Below is the documentation for the fast_api_side .py file

---

This loads the dataframe and the embedding list so that the API can be called without reloading them everytime.

```
@asynccontextmanager
async def lifespan(app: FastAPI):
    try:
        df = pd.read_csv("expanded_dataset.csv")
        json_path = Path("embedding.json")
        embedding_list = embed_retrieve.load_embed_json(json_path)

        # Store in app state
        app.state.dataset = df
        app.state.embeddings = embedding_list

        print("Data loaded successfully.")
    except Exception as e:
        print(f"Error loading data: {e}")

    yield

```

---

This is the part that of the API that takes in the input.
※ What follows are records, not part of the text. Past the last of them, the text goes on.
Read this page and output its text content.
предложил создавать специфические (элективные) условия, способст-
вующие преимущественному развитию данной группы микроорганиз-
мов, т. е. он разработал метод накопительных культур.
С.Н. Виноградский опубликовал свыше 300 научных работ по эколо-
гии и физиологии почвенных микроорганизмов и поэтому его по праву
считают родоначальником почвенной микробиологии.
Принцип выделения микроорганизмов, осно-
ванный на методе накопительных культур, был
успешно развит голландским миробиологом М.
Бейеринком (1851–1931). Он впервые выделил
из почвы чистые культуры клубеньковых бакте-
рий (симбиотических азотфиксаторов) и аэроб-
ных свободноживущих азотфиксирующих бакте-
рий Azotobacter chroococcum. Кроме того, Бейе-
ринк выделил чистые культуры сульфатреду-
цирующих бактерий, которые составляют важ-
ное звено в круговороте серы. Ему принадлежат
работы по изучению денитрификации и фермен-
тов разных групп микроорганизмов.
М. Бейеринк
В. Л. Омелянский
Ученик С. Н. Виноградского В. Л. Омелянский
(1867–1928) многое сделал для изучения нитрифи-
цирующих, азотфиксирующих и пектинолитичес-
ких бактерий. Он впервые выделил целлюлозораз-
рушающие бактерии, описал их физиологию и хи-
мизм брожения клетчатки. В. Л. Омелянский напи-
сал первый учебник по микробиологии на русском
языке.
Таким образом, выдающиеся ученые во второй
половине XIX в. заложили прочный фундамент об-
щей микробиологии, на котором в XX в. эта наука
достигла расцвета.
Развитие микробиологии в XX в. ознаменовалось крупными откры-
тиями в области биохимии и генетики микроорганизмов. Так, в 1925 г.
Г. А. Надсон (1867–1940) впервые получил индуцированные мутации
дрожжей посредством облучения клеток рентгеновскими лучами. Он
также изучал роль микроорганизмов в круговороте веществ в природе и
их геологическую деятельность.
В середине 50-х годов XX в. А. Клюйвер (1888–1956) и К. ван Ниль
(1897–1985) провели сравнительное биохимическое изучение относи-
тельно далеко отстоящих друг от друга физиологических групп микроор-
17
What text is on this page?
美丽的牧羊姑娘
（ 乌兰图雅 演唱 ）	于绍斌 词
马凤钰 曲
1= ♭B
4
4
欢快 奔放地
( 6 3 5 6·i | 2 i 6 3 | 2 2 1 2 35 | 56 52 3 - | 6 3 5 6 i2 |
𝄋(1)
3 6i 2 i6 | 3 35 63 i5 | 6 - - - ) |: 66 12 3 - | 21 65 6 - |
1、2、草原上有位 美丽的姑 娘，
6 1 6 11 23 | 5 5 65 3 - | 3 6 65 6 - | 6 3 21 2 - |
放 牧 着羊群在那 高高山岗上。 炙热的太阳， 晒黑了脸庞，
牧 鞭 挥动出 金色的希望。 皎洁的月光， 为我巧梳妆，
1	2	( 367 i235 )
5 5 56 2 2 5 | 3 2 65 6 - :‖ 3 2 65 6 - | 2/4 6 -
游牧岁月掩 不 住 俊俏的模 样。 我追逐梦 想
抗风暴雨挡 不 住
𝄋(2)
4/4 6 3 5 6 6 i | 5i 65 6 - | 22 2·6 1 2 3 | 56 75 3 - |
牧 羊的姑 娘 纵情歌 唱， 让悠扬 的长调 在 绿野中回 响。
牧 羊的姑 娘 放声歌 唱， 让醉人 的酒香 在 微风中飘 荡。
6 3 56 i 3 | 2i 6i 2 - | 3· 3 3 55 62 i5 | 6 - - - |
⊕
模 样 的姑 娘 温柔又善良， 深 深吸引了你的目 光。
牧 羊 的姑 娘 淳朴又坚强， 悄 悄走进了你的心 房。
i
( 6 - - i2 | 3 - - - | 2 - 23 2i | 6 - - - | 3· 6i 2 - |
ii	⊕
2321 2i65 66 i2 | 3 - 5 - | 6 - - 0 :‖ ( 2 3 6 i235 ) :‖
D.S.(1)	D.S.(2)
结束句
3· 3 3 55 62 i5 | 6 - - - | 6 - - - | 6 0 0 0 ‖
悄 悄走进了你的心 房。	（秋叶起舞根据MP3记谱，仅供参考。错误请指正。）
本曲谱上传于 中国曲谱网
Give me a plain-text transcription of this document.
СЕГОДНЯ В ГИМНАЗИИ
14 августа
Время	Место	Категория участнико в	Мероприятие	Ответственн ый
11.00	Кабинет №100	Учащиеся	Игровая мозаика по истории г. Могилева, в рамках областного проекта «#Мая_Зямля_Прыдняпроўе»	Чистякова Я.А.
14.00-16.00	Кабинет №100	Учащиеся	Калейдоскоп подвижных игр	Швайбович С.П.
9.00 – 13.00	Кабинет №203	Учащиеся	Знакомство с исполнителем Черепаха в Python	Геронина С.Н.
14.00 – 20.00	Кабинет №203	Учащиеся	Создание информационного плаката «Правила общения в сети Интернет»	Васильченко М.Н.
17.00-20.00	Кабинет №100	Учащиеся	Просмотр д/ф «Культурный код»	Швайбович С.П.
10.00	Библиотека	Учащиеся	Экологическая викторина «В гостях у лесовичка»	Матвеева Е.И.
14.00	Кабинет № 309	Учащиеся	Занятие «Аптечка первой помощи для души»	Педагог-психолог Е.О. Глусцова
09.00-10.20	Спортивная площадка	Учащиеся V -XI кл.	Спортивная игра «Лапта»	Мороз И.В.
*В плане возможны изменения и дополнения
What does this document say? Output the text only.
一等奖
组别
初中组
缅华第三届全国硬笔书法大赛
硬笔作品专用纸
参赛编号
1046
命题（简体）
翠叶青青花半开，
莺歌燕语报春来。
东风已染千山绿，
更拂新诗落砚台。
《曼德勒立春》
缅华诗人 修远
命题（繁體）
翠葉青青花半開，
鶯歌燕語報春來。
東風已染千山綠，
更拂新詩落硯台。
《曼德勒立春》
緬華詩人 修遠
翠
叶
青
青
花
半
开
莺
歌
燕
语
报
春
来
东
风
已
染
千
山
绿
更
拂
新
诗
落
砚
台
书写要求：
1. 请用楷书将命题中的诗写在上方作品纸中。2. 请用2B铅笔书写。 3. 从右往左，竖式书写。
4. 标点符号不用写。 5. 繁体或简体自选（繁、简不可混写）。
The input is sent to the submit endpoint, where the code that process the input with the LLM and appropriate context is performed.

```
class QueryInput(BaseModel):
    query: str


# Endpoint that handles user queries
@app.post("/submit/")
async def submit_query(input_data: QueryInput, request: Request):
    df = request.app.state.dataset
    embedding_list = request.app.state.embeddings
    llm_name = "gemma3:1b-it-qat"

    user_input = input_data.query

    top_list = embed_retrieve.get_top_list(df, user_input, embedding_list)
    response_message, result_found, shop_tuple = augment_generate.generate_response(
        top_list, user_input, llm_name
    )

    return {
        "response": response_message,
        "found": result_found,
        "shop_tuple": shop_tuple,
    }
```

After processing, the API will return a dictionary containing the response, the status whether a match is found, and the appropriate shop details.

---

This is the part of the API that handles booking. The reply of the user is sent back again to the LLM. The LLM decides whether the user has shown desire to book.

If yes, the "user_id", name of the store, location of the store, and the message of the user is collected.

```
class BookingInput(BaseModel):
    user_input: str
    shop_tuple: tuple

# Endpoint that handles booking
@app.post("/book/")
async def book_table(input_data: BookingInput):
    from pathlib import Path

    json_book_path = Path("booking.json")  # or whatever your booking file is
    llm_name = "gemma3:1b-it-qat"

    book_status, booking_entry_dict = augment_generate.book_table_command(
        input_data.user_input, input_data.shop_tuple, llm_name
    )

    if book_status:
        augment_generate.modify_book_json(json_book_path, booking_entry_dict)

    return {"booked": book_status, "entry": booking_entry_dict if book_status else None}
```

The collected data can then be stored in a separate file.